KernelCI Architecture

Learn the inner details behind the KernelCI systems

KernelCI architecture diagram

The first thing worth noting here is that there are a number of main parts of the overall KernelCI architecture:

Maestro

The middle left box of this picture shows Maestro. While Maestro is only one software system, architecturally its flow has 2 parts: (1) triggering builds and list of tests to run on each platform and (2) driving such tests.

Maestro has a pipeline-based design and an API that allow other systems and tools to interact with it to subscribe to events (such as new build/test triggers) or send patches to be tested by the KernelCI infrastructure.

kci-dev

kci-dev is a stand-alone tool for Linux Kernel developers and maintainers to interact with KernelCI. There is full documentation available at kci.dev and a PyPI package. Source code is available on GitHub.

Web Dashboard

A new web dashboard has been developed to allow users to easily visualise results from KernelCI testing.

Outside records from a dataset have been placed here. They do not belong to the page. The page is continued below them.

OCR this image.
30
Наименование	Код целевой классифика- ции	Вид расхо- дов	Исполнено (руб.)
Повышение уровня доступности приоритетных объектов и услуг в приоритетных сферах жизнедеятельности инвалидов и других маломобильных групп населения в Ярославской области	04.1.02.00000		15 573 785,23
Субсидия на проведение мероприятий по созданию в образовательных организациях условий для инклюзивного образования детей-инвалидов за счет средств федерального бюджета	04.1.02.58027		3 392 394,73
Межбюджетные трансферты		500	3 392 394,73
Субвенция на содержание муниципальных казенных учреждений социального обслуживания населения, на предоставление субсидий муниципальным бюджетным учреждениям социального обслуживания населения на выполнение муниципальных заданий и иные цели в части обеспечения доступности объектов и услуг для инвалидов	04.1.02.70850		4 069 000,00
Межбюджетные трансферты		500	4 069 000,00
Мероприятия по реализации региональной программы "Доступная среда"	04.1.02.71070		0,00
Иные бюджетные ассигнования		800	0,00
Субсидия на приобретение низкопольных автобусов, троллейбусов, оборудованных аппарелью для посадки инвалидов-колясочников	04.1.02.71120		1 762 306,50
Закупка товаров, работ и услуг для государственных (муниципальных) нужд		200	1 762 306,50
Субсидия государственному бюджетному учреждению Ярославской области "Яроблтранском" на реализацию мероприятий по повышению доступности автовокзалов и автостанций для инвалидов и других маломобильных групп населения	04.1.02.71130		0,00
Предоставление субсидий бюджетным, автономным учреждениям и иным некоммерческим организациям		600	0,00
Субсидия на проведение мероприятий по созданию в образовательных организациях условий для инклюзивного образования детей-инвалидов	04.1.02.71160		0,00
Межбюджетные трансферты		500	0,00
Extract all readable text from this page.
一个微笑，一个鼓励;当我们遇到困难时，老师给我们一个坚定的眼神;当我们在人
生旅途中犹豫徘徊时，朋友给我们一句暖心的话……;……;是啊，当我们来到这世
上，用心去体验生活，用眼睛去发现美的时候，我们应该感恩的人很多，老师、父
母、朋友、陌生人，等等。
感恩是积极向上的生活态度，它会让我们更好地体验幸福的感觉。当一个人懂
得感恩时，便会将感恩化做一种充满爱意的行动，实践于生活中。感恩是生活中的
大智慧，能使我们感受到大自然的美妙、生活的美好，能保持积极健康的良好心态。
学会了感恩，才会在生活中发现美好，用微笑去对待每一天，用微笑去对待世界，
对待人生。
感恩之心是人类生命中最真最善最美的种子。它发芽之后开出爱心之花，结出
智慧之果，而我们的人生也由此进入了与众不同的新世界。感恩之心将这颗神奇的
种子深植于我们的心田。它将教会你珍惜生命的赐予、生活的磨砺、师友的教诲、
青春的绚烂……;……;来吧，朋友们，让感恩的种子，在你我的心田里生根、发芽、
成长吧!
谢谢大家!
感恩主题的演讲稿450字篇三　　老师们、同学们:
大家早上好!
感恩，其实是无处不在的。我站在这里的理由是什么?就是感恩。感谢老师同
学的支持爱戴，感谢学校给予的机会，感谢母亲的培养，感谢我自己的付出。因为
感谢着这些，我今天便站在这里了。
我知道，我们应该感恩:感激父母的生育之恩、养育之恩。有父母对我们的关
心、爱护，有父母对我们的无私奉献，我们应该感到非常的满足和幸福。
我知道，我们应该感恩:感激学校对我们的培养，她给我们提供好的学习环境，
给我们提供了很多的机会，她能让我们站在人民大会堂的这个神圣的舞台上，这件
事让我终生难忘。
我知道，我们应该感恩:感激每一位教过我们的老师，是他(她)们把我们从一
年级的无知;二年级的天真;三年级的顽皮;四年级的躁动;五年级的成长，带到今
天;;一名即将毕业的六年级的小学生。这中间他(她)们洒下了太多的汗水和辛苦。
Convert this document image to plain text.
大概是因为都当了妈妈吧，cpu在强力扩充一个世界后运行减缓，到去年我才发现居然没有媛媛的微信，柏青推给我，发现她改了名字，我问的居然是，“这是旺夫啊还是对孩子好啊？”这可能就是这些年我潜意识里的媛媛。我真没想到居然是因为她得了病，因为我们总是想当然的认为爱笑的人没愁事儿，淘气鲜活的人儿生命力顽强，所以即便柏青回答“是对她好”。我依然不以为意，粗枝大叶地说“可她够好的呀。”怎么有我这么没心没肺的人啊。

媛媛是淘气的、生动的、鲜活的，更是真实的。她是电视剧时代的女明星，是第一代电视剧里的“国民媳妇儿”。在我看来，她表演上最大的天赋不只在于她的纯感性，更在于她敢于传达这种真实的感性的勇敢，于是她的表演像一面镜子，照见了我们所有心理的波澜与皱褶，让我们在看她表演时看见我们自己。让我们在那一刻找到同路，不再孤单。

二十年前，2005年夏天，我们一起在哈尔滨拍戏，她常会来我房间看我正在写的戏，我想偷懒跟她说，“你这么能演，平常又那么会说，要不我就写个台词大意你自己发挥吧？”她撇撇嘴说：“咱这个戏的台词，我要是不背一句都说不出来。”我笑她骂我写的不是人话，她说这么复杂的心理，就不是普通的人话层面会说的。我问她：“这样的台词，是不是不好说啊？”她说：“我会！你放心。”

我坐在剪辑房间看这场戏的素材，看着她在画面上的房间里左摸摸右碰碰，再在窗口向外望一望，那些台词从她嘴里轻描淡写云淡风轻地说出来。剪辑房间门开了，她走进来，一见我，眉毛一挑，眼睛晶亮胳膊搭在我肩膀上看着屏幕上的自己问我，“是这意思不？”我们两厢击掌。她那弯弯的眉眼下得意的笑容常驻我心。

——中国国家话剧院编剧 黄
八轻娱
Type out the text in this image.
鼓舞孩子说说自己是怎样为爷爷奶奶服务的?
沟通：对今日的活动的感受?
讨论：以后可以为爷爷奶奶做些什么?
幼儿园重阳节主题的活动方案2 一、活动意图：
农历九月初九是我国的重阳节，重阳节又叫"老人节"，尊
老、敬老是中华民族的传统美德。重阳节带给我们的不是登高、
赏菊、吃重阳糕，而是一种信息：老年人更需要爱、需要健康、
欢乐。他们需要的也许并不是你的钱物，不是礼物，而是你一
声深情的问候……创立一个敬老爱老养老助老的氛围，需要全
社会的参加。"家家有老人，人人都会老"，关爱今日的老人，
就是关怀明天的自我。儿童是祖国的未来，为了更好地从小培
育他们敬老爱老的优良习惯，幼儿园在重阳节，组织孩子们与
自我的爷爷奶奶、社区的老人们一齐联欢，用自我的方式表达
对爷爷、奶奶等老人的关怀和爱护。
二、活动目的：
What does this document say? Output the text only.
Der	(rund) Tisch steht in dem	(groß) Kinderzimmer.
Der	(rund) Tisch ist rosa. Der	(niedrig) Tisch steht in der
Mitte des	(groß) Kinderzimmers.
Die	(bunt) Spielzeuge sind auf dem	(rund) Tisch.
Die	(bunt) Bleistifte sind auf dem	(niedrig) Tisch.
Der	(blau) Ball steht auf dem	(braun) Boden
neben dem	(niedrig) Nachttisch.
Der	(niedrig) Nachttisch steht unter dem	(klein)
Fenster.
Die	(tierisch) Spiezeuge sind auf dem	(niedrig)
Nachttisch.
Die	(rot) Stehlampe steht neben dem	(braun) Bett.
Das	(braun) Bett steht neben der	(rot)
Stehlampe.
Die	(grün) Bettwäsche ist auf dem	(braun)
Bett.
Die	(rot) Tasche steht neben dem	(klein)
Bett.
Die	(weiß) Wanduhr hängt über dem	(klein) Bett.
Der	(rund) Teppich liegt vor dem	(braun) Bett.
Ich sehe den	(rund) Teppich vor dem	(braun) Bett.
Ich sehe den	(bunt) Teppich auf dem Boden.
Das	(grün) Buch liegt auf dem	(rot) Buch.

Development, issues and feature requests are all being tracked on GitHub.

KCIDB

CI systems producing their own kernel builds and running their own tests can submit results to KCIDB, which is a BigQuery database to provide a unified kernel test reporting mechanism. Please take a look at this blog post for a comprehensive description: Introducing Common Reporting.

CI Ecosystem

Any CI/test system can be part of KernelCI by receiving triggers from Maestro and submitting their data to KCIDB. Receiving triggers is an optional for CI/test system, as many have their own trigger configuration already.